Looks Like Suicide Again For Me
Anyway, today started out just like any other day. I woke up 2 hours late, rubbed one out to a Jewel video on VH1, and then got my electric bill in the mail. While I was going over the usual list of things that I could sell/steal and sell to pay it before all the expired mustard in my fridge was ruined, all of a sudden, it came to me. I realized that suicide would actually be a much easier and smarter way to deal with my temporary problem. Once that decision was out of the way, the only thing left to do was to come up with the coolest way to end it.
The first qualification for any successful suicide is its ability to permanently traumatize a large number of people. Well, since no one loves me, I had to improvise on this. It has to be in public.
Any first-hand witness will inevitably be scarred for life, regardless of whether or not they know me personally.

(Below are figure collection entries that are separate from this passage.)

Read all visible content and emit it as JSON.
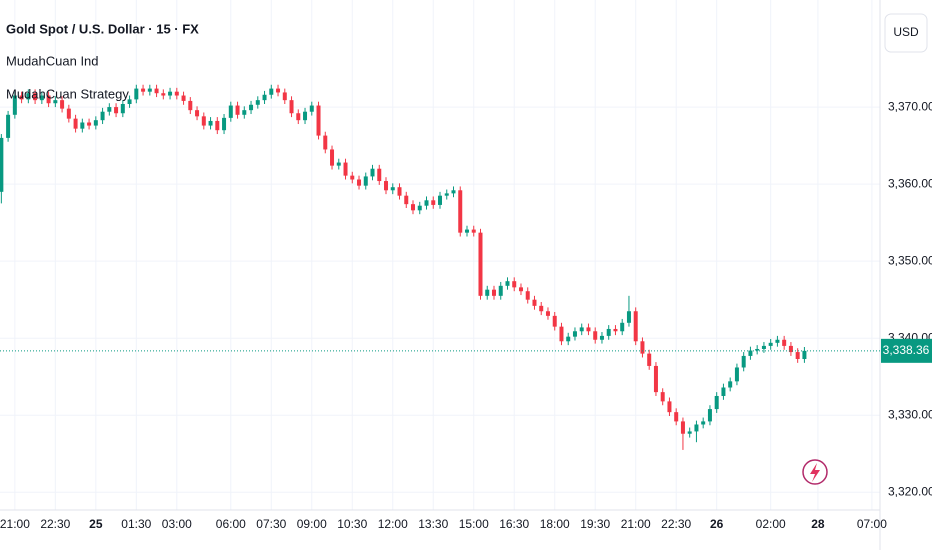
{
  "chart_data": {
    "type": "candlestick",
    "title": "Gold Spot / U.S. Dollar · 15 · FX",
    "indicators": [
      "MudahCuan Ind",
      "MudahCuan Strategy"
    ],
    "currency": "USD",
    "up_color": "#089981",
    "down_color": "#f23645",
    "grid": true,
    "last_price": {
      "value": 3338.36,
      "label": "3,338.36"
    },
    "open": [
      3359,
      3366,
      3369,
      3371.5,
      3371,
      3371.8,
      3370.9,
      3371.5,
      3370.5,
      3370.9,
      3369.8,
      3368.5,
      3367.2,
      3368,
      3367.6,
      3368.3,
      3369.4,
      3370,
      3369.2,
      3370.4,
      3371,
      3372.4,
      3372,
      3372.4,
      3371.8,
      3371.5,
      3372,
      3371.5,
      3370.8,
      3369.6,
      3368.8,
      3367.6,
      3368.2,
      3367,
      3368.6,
      3370.2,
      3369,
      3369.6,
      3370.3,
      3370.9,
      3371.6,
      3372.4,
      3371.9,
      3370.9,
      3369.2,
      3368.3,
      3369.4,
      3370.2,
      3366.3,
      3364.5,
      3362.4,
      3362.8,
      3361.1,
      3360.6,
      3359.8,
      3361,
      3362,
      3360.4,
      3359.2,
      3359.6,
      3358.5,
      3357.4,
      3356.6,
      3357.2,
      3357.9,
      3357.3,
      3358.5,
      3358.8,
      3359.2,
      3353.7,
      3354.1,
      3353.7,
      3345.5,
      3346.3,
      3345.5,
      3346.8,
      3347.4,
      3346.6,
      3346.1,
      3345,
      3344.2,
      3343.5,
      3342.9,
      3341.5,
      3339.6,
      3340.2,
      3340.9,
      3341.4,
      3340.9,
      3339.8,
      3340.3,
      3341.2,
      3340.9,
      3342,
      3343.5,
      3339.6,
      3338,
      3336.4,
      3333,
      3331.8,
      3330.4,
      3329.2,
      3327.6,
      3327.9,
      3328.8,
      3329.2,
      3330.8,
      3332.5,
      3333.6,
      3334.4,
      3336.2,
      3337.7,
      3338.4,
      3338.6,
      3339,
      3339.4,
      3339.8,
      3339,
      3338.2,
      3337.3
    ],
    "high": [
      3366.5,
      3369.5,
      3372,
      3372,
      3372.3,
      3372.3,
      3372,
      3372,
      3371.4,
      3371.4,
      3370.3,
      3369,
      3368.5,
      3368.5,
      3368.8,
      3369.9,
      3370.5,
      3370.5,
      3370.9,
      3371.5,
      3372.9,
      3372.9,
      3372.9,
      3372.9,
      3372.3,
      3372.5,
      3372.5,
      3372,
      3371.3,
      3370.1,
      3369.3,
      3368.7,
      3368.7,
      3369.1,
      3370.7,
      3370.7,
      3370.1,
      3370.8,
      3371.4,
      3372.1,
      3372.9,
      3372.9,
      3372.4,
      3371.4,
      3369.7,
      3369.9,
      3370.7,
      3370.7,
      3366.8,
      3365,
      3363.3,
      3363.3,
      3361.6,
      3361.1,
      3361.5,
      3362.5,
      3362.5,
      3360.9,
      3360.1,
      3360.1,
      3359,
      3357.9,
      3357.7,
      3358.4,
      3358.4,
      3359,
      3359.3,
      3359.7,
      3359.7,
      3354.6,
      3354.6,
      3354.2,
      3346.8,
      3346.8,
      3347.3,
      3347.9,
      3347.9,
      3347.1,
      3346.6,
      3345.5,
      3344.7,
      3344,
      3343.4,
      3342,
      3340.7,
      3341.4,
      3341.9,
      3341.9,
      3341.4,
      3340.8,
      3341.7,
      3341.7,
      3342.5,
      3345.5,
      3344,
      3340.1,
      3338.5,
      3336.9,
      3333.5,
      3332.3,
      3330.9,
      3329.7,
      3328.4,
      3329.3,
      3329.7,
      3331.3,
      3333,
      3334.1,
      3334.9,
      3336.7,
      3338.2,
      3338.9,
      3339.1,
      3339.5,
      3339.9,
      3340.3,
      3340.3,
      3339.5,
      3338.7,
      3338.86
    ],
    "low": [
      3357.5,
      3365.5,
      3368.5,
      3370.5,
      3370.5,
      3370.4,
      3370.4,
      3370,
      3370,
      3369.3,
      3368,
      3366.7,
      3366.7,
      3367.1,
      3367.1,
      3367.8,
      3368.9,
      3368.7,
      3368.7,
      3369.9,
      3370.5,
      3371.5,
      3371.5,
      3371.3,
      3371,
      3371,
      3371,
      3370.3,
      3369.1,
      3368.3,
      3367.1,
      3367.1,
      3366.5,
      3366.5,
      3368.1,
      3368.5,
      3368.5,
      3369.1,
      3369.8,
      3370.4,
      3371.1,
      3371.4,
      3370.4,
      3368.7,
      3367.8,
      3367.8,
      3368.9,
      3365.8,
      3364,
      3361.9,
      3361.9,
      3360.6,
      3360.1,
      3359.3,
      3359.3,
      3360.5,
      3359.9,
      3358.7,
      3358.7,
      3358,
      3356.9,
      3356.1,
      3356.1,
      3356.7,
      3356.8,
      3356.8,
      3358,
      3358.3,
      3353.2,
      3353.2,
      3353.2,
      3345,
      3345,
      3345,
      3345,
      3346.3,
      3346.1,
      3345.6,
      3344.5,
      3343.7,
      3343,
      3342.4,
      3341,
      3339.1,
      3339.1,
      3339.7,
      3340.4,
      3340.4,
      3339.3,
      3339.3,
      3339.8,
      3340.4,
      3340.4,
      3341.5,
      3339.1,
      3337.5,
      3335.9,
      3332.5,
      3331.3,
      3329.9,
      3328.7,
      3325.5,
      3327.1,
      3326.5,
      3328.3,
      3328.7,
      3330.3,
      3332,
      3333.1,
      3333.9,
      3335.7,
      3337.2,
      3337.9,
      3338.1,
      3338.5,
      3338.9,
      3338.5,
      3337.7,
      3336.8,
      3336.8
    ],
    "close": [
      3366,
      3369,
      3371.5,
      3371,
      3371.8,
      3370.9,
      3371.5,
      3370.5,
      3370.9,
      3369.8,
      3368.5,
      3367.2,
      3368,
      3367.6,
      3368.3,
      3369.4,
      3370,
      3369.2,
      3370.4,
      3371,
      3372.4,
      3372,
      3372.4,
      3371.8,
      3371.5,
      3372,
      3371.5,
      3370.8,
      3369.6,
      3368.8,
      3367.6,
      3368.2,
      3367,
      3368.6,
      3370.2,
      3369,
      3369.6,
      3370.3,
      3370.9,
      3371.6,
      3372.4,
      3371.9,
      3370.9,
      3369.2,
      3368.3,
      3369.4,
      3370.2,
      3366.3,
      3364.5,
      3362.4,
      3362.8,
      3361.1,
      3360.6,
      3359.8,
      3361,
      3362,
      3360.4,
      3359.2,
      3359.6,
      3358.5,
      3357.4,
      3356.6,
      3357.2,
      3357.9,
      3357.3,
      3358.5,
      3358.8,
      3359.2,
      3353.7,
      3354.1,
      3353.7,
      3345.5,
      3346.3,
      3345.5,
      3346.8,
      3347.4,
      3346.6,
      3346.1,
      3345,
      3344.2,
      3343.5,
      3342.9,
      3341.5,
      3339.6,
      3340.2,
      3340.9,
      3341.4,
      3340.9,
      3339.8,
      3340.3,
      3341.2,
      3340.9,
      3342,
      3343.5,
      3339.6,
      3338,
      3336.4,
      3333,
      3331.8,
      3330.4,
      3329.2,
      3327.6,
      3327.9,
      3328.8,
      3329.2,
      3330.8,
      3332.5,
      3333.6,
      3334.4,
      3336.2,
      3337.7,
      3338.4,
      3338.6,
      3339,
      3339.4,
      3339.8,
      3339,
      3338.2,
      3337.3,
      3338.36
    ],
    "xlim": [
      -0.2,
      130.2
    ],
    "xticks": [
      {
        "value": 2,
        "label": "21:00"
      },
      {
        "value": 8,
        "label": "22:30"
      },
      {
        "value": 14,
        "label": "25"
      },
      {
        "value": 20,
        "label": "01:30"
      },
      {
        "value": 26,
        "label": "03:00"
      },
      {
        "value": 34,
        "label": "06:00"
      },
      {
        "value": 40,
        "label": "07:30"
      },
      {
        "value": 46,
        "label": "09:00"
      },
      {
        "value": 52,
        "label": "10:30"
      },
      {
        "value": 58,
        "label": "12:00"
      },
      {
        "value": 64,
        "label": "13:30"
      },
      {
        "value": 70,
        "label": "15:00"
      },
      {
        "value": 76,
        "label": "16:30"
      },
      {
        "value": 82,
        "label": "18:00"
      },
      {
        "value": 88,
        "label": "19:30"
      },
      {
        "value": 94,
        "label": "21:00"
      },
      {
        "value": 100,
        "label": "22:30"
      },
      {
        "value": 106,
        "label": "26"
      },
      {
        "value": 114,
        "label": "02:00"
      },
      {
        "value": 121,
        "label": "28"
      },
      {
        "value": 129,
        "label": "07:00"
      }
    ],
    "ylim": [
      3317.7,
      3383.9
    ],
    "yticks": [
      {
        "value": 3320,
        "label": "3,320.00"
      },
      {
        "value": 3330,
        "label": "3,330.00"
      },
      {
        "value": 3340,
        "label": "3,340.00"
      },
      {
        "value": 3350,
        "label": "3,350.00"
      },
      {
        "value": 3360,
        "label": "3,360.00"
      },
      {
        "value": 3370,
        "label": "3,370.00"
      }
    ]
  }
}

So where do thousands of people gather in Albuquerque where they won't be distracted by price-slashing yellow smiley faces? College football games, that's where.
What some of you might not know about New Mexico is that it sucks. That's why you don't live here. So instead of reading or building a civilization, people all over the state flock to UNM football games to celebrate a proud tradition of losing obscure bowl games. Don't let these fans' illiteracy or lack of connection to the university trick you into thinking that they aren't hardcore Lobo supporters. They never take their eyes off the action. That's exactly what makes this the perfect stage.
I realize that the college football season hasn't started yet, so this doesn't exactly take care of my electric bill right away. I might have to accept being homeless for a couple of months. I guess that's where my committment to this whole idea will really be tested. Assuming that I can live off of the kindness of strangers for two months, I really don't see any other obstacles to my plan. And if I know the intelligence, selflessness, and comedic ability of hobos like I think I do, I really don't see that being a problem.
Consistent with the philanthropic theme of this idea, I've also decided to pay for my own funeral by renting out the space on my body during the suicide to advertisers. I've reached a tentative deal with a poker website called PokerSuicide.net for my upper back, and the Ab Rocker has committed to my ripped mid-section. Pretty much anywhere else is still available if anyone is interested. No adult websites though, there might be children there.